J'opinai de la tête, quelle idée stupide de l'avoir balancé. Cela me rappela soudain la douleur de mon rêve réduit au néant et j'eus de nouveau envie de pleurer. Mon esprit était tellement occupé par mille et une choses que je n'avais même plus le temps d'être triste, déçue ou même atteinte par chacune d'elle.
— Ouais d'acc, bon on a décalé chez Clem, elle gère les réponses sur Twitter, t'inquiète on prend aucune liberté. On a juste dit que t'avais porté plainte. Ça bouge beaucoup, y a déjà pas mal d'articles du genre « 20 Minutes » et compagnie. Y a plein de DM de sites qui veulent t'interviewer et plein de meufs qui te soutiennent. L'autre fils de pute se fait pourrir dans les règles et... Oh putain de merde.
— Quoi ?
La façon dont Ken avait laissé échapper ce juron ne présageait vraiment rien de bon.

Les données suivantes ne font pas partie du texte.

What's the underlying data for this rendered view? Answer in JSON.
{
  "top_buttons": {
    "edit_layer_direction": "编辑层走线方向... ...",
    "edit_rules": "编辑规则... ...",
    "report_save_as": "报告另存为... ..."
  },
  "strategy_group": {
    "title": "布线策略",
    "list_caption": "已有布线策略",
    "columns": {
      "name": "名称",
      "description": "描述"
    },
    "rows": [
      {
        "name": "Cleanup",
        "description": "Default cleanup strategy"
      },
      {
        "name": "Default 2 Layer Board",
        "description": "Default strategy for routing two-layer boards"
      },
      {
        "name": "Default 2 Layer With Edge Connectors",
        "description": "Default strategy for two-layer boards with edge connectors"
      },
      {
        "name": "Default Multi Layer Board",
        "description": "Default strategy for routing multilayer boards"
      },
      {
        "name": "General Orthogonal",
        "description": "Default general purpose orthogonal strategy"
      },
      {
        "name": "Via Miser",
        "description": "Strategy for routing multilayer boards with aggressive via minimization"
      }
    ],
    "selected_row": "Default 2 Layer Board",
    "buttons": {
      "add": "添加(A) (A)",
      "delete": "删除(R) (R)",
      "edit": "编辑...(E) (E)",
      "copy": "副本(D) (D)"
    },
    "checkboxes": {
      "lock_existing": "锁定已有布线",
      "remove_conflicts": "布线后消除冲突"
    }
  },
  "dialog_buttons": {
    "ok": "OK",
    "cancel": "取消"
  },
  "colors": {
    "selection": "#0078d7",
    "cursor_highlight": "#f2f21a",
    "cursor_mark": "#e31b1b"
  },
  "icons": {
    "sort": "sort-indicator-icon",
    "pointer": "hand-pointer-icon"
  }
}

— Il a tout sorti. Les photos et les vidéo. Et y a le nom d'Hakim et le tien dans son tweet.
Je fermai les yeux, quand est-ce que ce cauchemar allait se terminer ?
— Nek, commença Haks d'une voix blanche, On peut vous laisser gérer les réseaux ? Ça fait un peu beaucoup là.
— Clem gère, frérot. Coupez tout. J'te vois lundi au stud ?
— Ouais.
Le Kabyle raccrocha et laissa retomber sa tête contre l'appuie-tête.
— Ça va être la guerre, souffla-t-il.
Je ne pouvais rien dire, vraiment à bout de forces. Mon Dieu heureusement que j'avais gagné une famille dans cette histoire.
Mais là j'avais besoin d'air et de recul ou j'allais mourir étouffée.
— Hakim...
— Ouais.
— Viens on se casse.
Il haussa un sourcil, surpris.
— Où ?
— Je sais pas, loin de Paris, pour le week-end. J'en peux plus je vais devenir folle.
Il me regarda longuement, réfléchissant sans doute mentalement à nos possibilités.
— On passe chez toi récupérer tes affaires et on s'arrache. Je sais où on va, finit-il par dire.